Jeffrey Fowle, who was arrested and has been detained in North Korea since May for leaving a Bible behind in his hotel room, has been released from the country, but two more Americans are still behind bars in North Korea.
Fowle is reportedly already out of the country, and according to CNN, the news of his release was only made public after the plane he was on landed in Guam. State Department spokeswoman Marie Harf said, according to NBC News, Fowle has been seen by a doctor already and appears to be in good health.
The North Korean government arrested Fowle on suspicion of trying to proselytize more Christian followers through the act of leaving his Bible behind. While there are many state-run churches within North Korea, the government does not allow independent religious activities to take place for fear of undermining their authority. Independent religious activities are considered any actions pertaining to a religious organization which is not under the control of the North Korean government.

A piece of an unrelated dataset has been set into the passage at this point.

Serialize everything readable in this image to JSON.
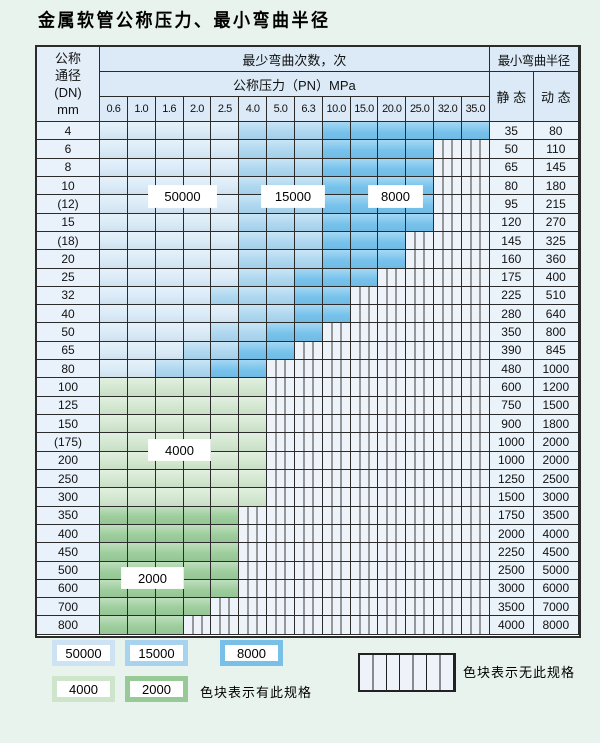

While the White House welcomed the news of Fowle’s release and thanked the Swedish government for their part in securing transport for Fowle out of North Korea, officials are still working on arranging the release of Americans Matthew Miller and Kenneth Bae from the country.
“While this is a positive decision by the DPRK,”said the State Department, according to the Guardian, “we remain focused on the continued detention of Kenneth Bae and Matthew Miller and again call on the DPRK to immediately release them.”
Bae was arrested by the North Korean government under charges of “hostile acts to bring down the government.” The government claims he was part of a Christian based plot to overthrow the North Korean government. Bae, as well as the other prisoners, was allowed an interview with CNN, and Bae reported he was being held in a labor camp where he worked six days a week for eight hours.
The charges Miller is facing are not clear as he told the CNN interview he would find those out when he went to trial. As of now, the North Korean government is accusing him of tearing up his tourist visa, but whether this is true or not and what charges might arise from this, are unclear.
The State Department and government are still trying to make a deal for the secure release of the Bae and Miller.